Cardiac Wall Motion (Also known as a MUGA scan)

This test will evaluate how well the left ventricle wall moves and the heart pumps the blood.  There are no food restrictions prior to this scan.  The patient will receive an injection in the arm, wait 30 minutes, and receive a second injection.  These will allow us to see the heart.  The patient will then lie quietly while three different views of the heart are taken.  The test will take approximately 75 minutes.

 

Lung Scan

Most lung scans are to detect blood clots in the lung.  There are no food restrictions prior to this test.  The patient will be asked to breathe a radioactive material through a tube for five minutes, and then six ventilation images will be taken of your lungs.  The patient will then receive a radioactive injection, which also goes to the lungs, and the same six pictures will be taken again. These images are compared to determine if any blood clots are present.

 

Liver Scan

This scan is to detect problems in the liver such as  cysts, cirrhosis and tumors. There are no eating restrictions prior to the test.  A radioactive injection will be given in the arm.  After allowing the injection to circulate for 15 minutes, the patient will lie on the scan table while various views of the liver and spleen are taken.  The scan takes approximately 30 to 45 minutes.

 

Hida Scan

This test is to detect problems in the gallbladder or biliary system.  The patient may not eat or have narcotic pain medication for four hours prior to the test.  An injection of radioactive material will be given in the arm and scanning begins immediately.  The scan may take anywhere from 40 minutes to four hours.  After the gallbladder is visualized, an infusion of a medication that caused the gallbladder to contract will be given for some patients.  This medication will give additional information about the function of the gallbladder.

 

 

Cardiac Stress Tests

 

Nuclear Cardiac Stress Test - Also known as Thallium or Cardiolite Stress Test.

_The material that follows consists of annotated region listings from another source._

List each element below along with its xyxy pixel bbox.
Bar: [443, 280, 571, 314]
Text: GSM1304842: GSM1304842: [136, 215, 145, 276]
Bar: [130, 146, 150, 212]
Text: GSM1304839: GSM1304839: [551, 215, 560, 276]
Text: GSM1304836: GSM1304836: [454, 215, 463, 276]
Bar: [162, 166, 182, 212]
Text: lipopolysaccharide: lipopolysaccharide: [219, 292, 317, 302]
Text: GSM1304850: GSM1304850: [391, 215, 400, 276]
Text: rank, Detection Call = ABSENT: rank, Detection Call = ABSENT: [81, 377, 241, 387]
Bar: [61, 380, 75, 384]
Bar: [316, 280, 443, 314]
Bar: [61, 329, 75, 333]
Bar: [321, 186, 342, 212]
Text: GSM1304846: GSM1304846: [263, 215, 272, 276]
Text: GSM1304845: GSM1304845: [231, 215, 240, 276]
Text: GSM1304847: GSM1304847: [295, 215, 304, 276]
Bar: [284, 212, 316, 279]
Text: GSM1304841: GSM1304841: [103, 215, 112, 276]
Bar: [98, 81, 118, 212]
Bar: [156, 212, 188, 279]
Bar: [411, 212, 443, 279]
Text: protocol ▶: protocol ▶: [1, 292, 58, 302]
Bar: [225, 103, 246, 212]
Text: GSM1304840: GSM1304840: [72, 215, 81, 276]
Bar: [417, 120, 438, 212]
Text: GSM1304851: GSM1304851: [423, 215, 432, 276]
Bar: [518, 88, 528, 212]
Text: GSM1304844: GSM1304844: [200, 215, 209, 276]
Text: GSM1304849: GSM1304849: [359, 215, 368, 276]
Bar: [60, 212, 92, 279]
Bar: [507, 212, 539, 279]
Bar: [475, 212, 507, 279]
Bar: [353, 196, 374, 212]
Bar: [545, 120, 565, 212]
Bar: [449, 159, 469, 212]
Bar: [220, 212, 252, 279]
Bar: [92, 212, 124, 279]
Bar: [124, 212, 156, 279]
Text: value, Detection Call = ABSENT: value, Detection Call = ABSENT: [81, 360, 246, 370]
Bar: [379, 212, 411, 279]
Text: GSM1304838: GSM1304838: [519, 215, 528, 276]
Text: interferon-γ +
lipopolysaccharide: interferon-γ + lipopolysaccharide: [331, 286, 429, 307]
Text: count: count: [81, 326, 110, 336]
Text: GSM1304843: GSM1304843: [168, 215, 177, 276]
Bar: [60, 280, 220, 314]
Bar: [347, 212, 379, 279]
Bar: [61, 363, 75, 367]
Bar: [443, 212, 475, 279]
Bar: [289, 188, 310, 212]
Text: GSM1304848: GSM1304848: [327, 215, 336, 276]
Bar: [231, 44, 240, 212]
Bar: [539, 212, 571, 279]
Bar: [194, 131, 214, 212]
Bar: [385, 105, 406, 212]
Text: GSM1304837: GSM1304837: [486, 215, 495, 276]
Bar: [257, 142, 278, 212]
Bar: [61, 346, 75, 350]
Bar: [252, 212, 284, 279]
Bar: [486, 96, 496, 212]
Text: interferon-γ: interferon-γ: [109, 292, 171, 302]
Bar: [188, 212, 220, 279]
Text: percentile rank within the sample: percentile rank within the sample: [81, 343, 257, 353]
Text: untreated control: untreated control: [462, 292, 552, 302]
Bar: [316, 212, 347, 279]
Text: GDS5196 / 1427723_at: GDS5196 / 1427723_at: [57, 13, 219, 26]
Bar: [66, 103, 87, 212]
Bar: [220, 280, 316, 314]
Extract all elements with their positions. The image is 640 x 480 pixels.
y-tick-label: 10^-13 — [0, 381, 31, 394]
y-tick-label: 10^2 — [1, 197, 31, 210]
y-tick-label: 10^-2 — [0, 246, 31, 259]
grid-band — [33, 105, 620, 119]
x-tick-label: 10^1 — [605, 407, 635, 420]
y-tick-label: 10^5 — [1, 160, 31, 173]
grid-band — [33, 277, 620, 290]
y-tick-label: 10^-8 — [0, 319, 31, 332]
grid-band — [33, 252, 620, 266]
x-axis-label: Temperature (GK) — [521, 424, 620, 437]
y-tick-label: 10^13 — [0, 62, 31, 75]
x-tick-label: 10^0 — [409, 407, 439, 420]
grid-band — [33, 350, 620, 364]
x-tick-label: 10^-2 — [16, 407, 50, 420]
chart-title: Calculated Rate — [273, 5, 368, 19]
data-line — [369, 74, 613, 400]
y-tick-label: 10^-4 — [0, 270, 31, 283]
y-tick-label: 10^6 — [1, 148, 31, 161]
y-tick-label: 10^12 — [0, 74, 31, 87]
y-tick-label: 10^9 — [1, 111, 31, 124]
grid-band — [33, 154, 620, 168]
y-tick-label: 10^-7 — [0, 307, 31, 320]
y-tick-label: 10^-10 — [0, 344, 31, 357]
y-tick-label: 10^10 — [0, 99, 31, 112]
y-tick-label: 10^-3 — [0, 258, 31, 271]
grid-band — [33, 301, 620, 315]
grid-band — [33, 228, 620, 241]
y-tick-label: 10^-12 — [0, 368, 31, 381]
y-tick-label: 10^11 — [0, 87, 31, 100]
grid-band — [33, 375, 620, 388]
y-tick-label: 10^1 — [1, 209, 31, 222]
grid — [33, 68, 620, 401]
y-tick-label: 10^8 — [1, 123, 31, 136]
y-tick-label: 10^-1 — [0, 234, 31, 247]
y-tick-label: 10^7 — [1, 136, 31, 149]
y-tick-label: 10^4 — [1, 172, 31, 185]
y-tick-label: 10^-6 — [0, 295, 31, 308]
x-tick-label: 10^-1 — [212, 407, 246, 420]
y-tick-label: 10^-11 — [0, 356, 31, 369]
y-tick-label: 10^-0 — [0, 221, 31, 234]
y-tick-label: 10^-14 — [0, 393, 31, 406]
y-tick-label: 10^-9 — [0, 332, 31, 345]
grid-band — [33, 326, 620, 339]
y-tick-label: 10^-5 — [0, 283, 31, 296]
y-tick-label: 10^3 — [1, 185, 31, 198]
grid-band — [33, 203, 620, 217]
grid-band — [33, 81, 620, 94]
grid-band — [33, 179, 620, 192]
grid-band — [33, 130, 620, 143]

This test is to determine if there are blockages in the patient’s coronary arteries. The patient must not eat for four hours prior to the test.  The patient should be off Beta-Blocker medications but only on the instructions from the ordering physician. An IV will be inserted into the patient’s arm, and an injection of a radioactive material will be given. After waiting 15 minutes to circulate, the patient’s resting scan will be taken.  The patient then goes to EKG Department for the actual treadmill portion of the test.  One minute before ending the treadmill test, the patient will receive a 2nd injection.  The patient will then return to Nuclear Medicine for the stress scan.  The entire procedure will take 3 to 3 1/2 hours.

 

Pharmacologic Stress Test

This test is to determine if there are any blockages in the coronary arteries.  The patient may not eat four hours prior to the test.  The patient is to be off medications such as Theophylline, Persantine, and Pharmacologic for 48 hours prior to the test.  The patient is to have no caffeine for 24 hours prior to the test.  An IV will be placed in the patient’s arm and an injection of a radioactive material will be given.  After circulating 15 minutes the patients resting scan will be taken.  The patient will then proceed to the EKG department to have the Pharmacologic stress portion of the test while the doctor monitors the heart.  While the Pharmacologic is being infused, another radioactive injection will be given.  The patient then returns to the Nuclear Medicine Department for the stress scan. The entire test will take approximately 3 to 4 hours.